Microsoft Business Intelligence

Python Script to get Data for Power BI

By 29 January 2020June 23rd, 2020No Comments

For a recent meetup I wanted to query the website predithq. They have a dataset of events and I wanted to use this data in a meetup.

Unfortunately Power BI isn’t compatible with the API this provider uses. They use a 308 Permanent redirect as the initial response, requiring an additional request. After a bit of digging Power Query only handles redirects up to 307.

I have a suspicion this is .net problem, hence, may not be within control of the Power BI team to sort out. I used this blockage to test out using a Python script as a data source for Power BI. The Python web client has no problem handling 308 redirects, thankfully.

I’m running Python under a Conda environment so I had to set the options in Power BI to look at this environment path.

Python Code

I then created Python code and tested it with VS Code.
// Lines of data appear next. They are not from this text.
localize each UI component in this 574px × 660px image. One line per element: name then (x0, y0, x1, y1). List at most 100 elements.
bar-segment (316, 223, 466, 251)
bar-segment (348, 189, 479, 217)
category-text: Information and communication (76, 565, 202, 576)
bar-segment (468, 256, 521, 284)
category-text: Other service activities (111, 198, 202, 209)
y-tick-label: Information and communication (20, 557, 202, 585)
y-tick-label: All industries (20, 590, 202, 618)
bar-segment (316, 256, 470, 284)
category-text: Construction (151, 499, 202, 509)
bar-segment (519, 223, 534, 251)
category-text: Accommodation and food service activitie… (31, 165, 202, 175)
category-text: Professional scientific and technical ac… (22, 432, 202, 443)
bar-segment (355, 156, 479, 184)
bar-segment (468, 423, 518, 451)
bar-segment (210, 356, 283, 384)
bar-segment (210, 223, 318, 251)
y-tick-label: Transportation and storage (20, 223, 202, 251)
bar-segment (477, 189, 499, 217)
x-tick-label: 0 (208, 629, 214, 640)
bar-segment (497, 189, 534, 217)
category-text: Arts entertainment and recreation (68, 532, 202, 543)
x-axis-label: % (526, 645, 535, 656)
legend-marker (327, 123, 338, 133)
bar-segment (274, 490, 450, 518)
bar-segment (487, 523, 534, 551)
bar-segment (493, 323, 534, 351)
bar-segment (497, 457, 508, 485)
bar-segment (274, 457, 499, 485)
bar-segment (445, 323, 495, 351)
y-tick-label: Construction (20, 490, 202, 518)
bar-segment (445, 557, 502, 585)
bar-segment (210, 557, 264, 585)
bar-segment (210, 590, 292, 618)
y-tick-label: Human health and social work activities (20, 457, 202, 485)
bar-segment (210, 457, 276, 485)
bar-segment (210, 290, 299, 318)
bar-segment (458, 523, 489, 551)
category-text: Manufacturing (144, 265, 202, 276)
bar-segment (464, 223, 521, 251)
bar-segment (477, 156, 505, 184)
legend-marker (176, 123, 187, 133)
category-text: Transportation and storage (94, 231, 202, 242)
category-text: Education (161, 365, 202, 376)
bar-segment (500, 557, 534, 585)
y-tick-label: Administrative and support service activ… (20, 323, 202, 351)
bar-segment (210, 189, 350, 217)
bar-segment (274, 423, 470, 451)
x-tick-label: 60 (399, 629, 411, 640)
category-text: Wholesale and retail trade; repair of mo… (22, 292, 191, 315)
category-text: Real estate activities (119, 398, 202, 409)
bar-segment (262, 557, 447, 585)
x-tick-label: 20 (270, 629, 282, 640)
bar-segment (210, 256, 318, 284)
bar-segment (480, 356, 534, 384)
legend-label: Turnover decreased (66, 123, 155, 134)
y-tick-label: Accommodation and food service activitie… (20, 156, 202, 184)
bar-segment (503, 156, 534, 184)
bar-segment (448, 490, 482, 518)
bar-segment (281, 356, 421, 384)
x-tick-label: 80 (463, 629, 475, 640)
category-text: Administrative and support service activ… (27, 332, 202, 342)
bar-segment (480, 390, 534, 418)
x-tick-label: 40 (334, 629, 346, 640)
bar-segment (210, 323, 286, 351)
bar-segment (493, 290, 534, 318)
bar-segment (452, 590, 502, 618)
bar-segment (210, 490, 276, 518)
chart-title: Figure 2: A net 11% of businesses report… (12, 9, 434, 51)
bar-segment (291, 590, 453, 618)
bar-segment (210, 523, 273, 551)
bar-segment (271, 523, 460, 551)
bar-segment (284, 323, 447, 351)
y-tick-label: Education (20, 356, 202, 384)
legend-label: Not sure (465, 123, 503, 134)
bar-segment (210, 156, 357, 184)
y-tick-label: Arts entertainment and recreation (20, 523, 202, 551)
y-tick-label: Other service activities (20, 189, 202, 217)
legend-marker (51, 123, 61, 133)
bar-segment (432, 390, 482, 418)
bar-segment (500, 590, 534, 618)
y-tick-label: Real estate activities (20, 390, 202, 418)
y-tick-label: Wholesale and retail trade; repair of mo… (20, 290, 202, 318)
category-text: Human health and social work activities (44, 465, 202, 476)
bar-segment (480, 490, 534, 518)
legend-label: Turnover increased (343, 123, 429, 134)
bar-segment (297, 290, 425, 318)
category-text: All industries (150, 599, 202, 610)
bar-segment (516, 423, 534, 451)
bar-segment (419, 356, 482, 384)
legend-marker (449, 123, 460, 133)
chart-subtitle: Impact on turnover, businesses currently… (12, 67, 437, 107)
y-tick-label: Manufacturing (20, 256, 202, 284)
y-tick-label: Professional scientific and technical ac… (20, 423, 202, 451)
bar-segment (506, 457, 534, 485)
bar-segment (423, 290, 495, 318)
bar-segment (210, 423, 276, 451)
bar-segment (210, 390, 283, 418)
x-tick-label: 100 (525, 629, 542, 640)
Note, to get the script working with Power BI you need to install packages for pandas and matplotlib.

Power Query is not very good at processing JSON,hence, I cleaned the data in Python and constructed the Data Frame with individual lists so I could take care of missing elements.

import requests
import matplotlib
import pandas as pd


response = requests.get(
    url="https://api.predicthq.com/v1/events",
    headers={
        "Authorization": "Bearer $accesscode$",
        "Accept": "application/json"

    }, params={"limit": "50"}
)


data = response.json()


res = data['results']
category = list(map(lambda x: x['category'], res))
country = list(map(lambda x: x['country'], res))
description = list(map(lambda x: x['description'], res))
duration = list(map(lambda x: x['duration'], res))
end = list(map(lambda x: x['end'], res))
entities = list(map(lambda x: x['entities'], res))
firstseen = list(map(lambda x: x['first_seen'], res))
iid = list(map(lambda x: x['id'], res))
labels = list(map(lambda x: x['labels'], res))
location = list(map(lambda x: x['location'], res))
entity_id = list(map(lambda x: x[0]['entity_id'] if x else '', entities))
formatted_address = list(map(lambda x: x[0]['formatted_address'] if x else '', entities))
venue_name = list(map(lambda x: x[0]['name'] if x else '', entities))
venue_type = list(map(lambda x: x[0]['type'] if x else '', entities))


df = pd.DataFrame(list(zip(
    category, country, formatted_address, venue_name, venue_type,  description, duration, end, firstseen, labels,)),
    columns=['category', 'country', 'formatted_address', 'venue_name', 'venue_type', 'description', 'duration', 'end', 'firstseen', 'labels'])

print(df)

Get Data

Once your happy with the data, open Power BI and Get Data from Python Script.

Paste in the Python Script.

Power BI will then execute the script returning data like any other data, giving you the option to Load or Transform.

I did a little data cleaning in Power Query as there is some data held in nested lists.

Wrapping it Up

In summary, you have a quite a bit of Power to extend the Get Data source without having to learn about the Custom Connector route. I hope Microsoft handle 308 responses soon as I only had to write this code due to the non-conformance of the RFC, which by the way was issued in 2015!

If any MVP’s pick this bug up I would appreciate you feeding back to Microsoft as I expect more and more providers to use 308 redirects for future proofing.